With less than 30% surviving to the third generation, family businesses face unique challenges if they are to thrive into the future.

Despite successful beginnings, family businesses do at times struggle. This is sometimes a result of second and third generations insisting on running the company even when they are unsuited to the role. In other cases, it’s the reverse and although the number of family shareholders increases exponentially generation by generation, the commitment to carry on as owner of the business is not always there.
To maintain success as the business and the family grow, a family business must:
  1. Achieve strong business performance
  2. Keep the family committed to, and capable of, carrying on as the owner.
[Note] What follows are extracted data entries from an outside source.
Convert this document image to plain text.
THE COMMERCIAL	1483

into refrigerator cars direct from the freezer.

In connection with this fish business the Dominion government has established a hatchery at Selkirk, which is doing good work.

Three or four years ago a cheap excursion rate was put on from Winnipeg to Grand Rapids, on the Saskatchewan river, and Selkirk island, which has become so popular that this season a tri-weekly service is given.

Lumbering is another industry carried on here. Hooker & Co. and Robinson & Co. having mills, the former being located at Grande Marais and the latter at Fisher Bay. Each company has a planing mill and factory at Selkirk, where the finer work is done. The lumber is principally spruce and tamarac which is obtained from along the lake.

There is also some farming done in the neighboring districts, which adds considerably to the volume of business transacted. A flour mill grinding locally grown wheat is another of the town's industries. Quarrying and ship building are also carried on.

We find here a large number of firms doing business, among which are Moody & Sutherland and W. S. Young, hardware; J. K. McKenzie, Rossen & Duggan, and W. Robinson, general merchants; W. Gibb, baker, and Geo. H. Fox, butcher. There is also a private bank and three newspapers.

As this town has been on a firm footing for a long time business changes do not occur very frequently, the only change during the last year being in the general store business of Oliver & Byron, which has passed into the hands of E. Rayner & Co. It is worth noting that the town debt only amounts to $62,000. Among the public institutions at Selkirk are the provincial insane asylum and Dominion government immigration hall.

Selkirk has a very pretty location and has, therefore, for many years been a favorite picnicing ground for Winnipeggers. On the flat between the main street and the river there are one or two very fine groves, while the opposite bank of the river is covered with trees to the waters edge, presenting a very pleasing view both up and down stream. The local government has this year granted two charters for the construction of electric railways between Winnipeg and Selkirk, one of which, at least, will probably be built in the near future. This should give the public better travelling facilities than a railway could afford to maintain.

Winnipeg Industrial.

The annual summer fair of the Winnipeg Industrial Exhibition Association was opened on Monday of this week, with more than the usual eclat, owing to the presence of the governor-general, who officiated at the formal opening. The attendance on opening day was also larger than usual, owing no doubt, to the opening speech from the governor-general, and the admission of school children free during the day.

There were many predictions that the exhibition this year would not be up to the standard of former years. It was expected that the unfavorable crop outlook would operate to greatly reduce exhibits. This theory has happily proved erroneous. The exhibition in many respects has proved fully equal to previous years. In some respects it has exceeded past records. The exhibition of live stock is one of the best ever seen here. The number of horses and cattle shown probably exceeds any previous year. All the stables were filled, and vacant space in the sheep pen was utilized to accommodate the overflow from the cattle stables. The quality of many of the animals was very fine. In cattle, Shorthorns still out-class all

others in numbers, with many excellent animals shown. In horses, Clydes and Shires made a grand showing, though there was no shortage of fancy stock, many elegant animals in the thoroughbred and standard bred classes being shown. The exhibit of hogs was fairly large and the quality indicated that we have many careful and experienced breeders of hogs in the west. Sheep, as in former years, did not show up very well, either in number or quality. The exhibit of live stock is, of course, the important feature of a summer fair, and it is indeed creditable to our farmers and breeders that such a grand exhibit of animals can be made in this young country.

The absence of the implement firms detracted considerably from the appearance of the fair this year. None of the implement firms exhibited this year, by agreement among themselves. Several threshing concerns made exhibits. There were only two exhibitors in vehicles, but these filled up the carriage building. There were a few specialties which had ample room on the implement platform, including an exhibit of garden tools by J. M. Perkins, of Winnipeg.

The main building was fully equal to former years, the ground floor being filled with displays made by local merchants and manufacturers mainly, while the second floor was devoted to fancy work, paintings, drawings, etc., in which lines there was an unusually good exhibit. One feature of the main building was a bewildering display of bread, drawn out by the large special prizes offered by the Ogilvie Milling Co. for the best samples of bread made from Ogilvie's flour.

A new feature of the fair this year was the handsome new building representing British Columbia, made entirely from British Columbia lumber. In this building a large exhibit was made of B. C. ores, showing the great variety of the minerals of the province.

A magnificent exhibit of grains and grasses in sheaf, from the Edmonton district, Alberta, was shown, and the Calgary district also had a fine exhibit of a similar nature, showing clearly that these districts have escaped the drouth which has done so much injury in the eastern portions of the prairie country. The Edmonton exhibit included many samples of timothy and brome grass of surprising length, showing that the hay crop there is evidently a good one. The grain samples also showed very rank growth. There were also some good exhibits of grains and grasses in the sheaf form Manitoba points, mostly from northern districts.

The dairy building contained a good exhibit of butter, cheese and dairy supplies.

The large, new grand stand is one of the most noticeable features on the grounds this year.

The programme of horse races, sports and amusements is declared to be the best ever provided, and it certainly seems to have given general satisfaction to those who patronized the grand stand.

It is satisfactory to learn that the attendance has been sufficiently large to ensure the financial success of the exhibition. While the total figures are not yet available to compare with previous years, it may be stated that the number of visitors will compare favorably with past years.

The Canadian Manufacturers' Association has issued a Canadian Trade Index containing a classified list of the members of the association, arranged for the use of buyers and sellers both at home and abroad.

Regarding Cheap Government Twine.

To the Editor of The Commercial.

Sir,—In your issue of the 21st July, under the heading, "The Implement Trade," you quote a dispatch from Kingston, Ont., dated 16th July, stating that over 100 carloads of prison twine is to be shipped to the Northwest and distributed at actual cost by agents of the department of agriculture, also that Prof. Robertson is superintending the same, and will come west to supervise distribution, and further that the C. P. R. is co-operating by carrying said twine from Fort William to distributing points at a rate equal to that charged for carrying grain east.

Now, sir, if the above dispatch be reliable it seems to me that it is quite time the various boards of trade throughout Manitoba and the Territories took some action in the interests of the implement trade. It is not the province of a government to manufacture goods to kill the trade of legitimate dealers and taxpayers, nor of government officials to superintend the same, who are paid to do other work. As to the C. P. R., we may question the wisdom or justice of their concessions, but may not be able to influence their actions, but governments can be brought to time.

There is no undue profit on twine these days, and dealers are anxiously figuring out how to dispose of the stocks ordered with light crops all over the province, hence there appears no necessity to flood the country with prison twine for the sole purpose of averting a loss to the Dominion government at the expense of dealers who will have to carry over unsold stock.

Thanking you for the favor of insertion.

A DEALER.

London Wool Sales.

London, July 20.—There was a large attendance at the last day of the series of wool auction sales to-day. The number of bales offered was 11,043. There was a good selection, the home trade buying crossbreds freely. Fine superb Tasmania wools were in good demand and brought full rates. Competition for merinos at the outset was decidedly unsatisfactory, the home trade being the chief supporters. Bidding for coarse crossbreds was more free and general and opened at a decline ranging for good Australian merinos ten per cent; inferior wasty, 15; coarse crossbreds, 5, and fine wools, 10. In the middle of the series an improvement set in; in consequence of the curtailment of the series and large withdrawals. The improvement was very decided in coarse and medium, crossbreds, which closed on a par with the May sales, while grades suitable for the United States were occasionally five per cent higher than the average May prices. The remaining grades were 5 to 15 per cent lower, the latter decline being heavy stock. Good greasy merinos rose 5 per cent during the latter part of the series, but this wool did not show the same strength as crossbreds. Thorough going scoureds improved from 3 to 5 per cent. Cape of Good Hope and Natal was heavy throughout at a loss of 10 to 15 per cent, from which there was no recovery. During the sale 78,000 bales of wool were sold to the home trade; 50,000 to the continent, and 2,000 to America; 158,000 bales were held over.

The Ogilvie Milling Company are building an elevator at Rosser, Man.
Preparing your family business for success

To prepare your family business for future success, the first step is to understand the intertwined challenges of family and business performance and to put a structure in place that separates the decision making from family investment decisions and other family issues.

Your 6-step plan

When putting this structure in place, you will need to consider 6 major areas.
  1. Set up a family office. Set up a competent and enthusiastic family office by appointing a family member to take charge of the family’s outside investment and philanthropy interests. Having a family office also ensures family values are maintained for years to come. Your business advisor can support your family member by offering guidance and support as well as maintaining records and providing regular reports.
  2. Reach a mutual agreement. Work with your family to create a constitution that reflects your family’s vision and plans for the business. For example, some families want the business to offer employment opportunities for their children; other families want the best person for the role and an income stream from the business for future generations. Your family needs to discuss and document all these issues. This will ensure all future decisions will come back to the constitution and the family’s desired direction.
  3. Distribute capital. Outgoing generations need sufficient funds to be financially secure while leaving enough capital in the business to benefit – rather than trap – their successors. To ensure you create the right balance, it’s wise to seek professional help from your financial advisor.
  4. Foster business and life education. Encourage the next generation to continue their education, attend university or learn a trade. Several years working in another business can also help the next generation gain new knowledge and confidence in themselves as well as learn business essentials (such as how to read financials). Mentoring the next generation is also important so that they understand and respect their parents values if this is done well, staff will also respect and support the successor.
  5. Plan for transition and succession. The family needs to address leadership and management continuity issues, including ownership and directions for family wealth. These days, generations often work side-by-side, rather than one generation vacating the arena to make space for the next.
  6. Separate decision making. So that the business remains free to concentrate on business decisions, family issues (including those of ownership) need to be dealt with in a dedicated family environment.
A strong business and happy family takes resources, commitment, effort and careful planning. While sustaining the family business into the future can be challenging, the rewards are worth the effort – according to recent Kinsey research, those family businesses that do survive into the third generation tend to perform well over time compared with their corporate peers.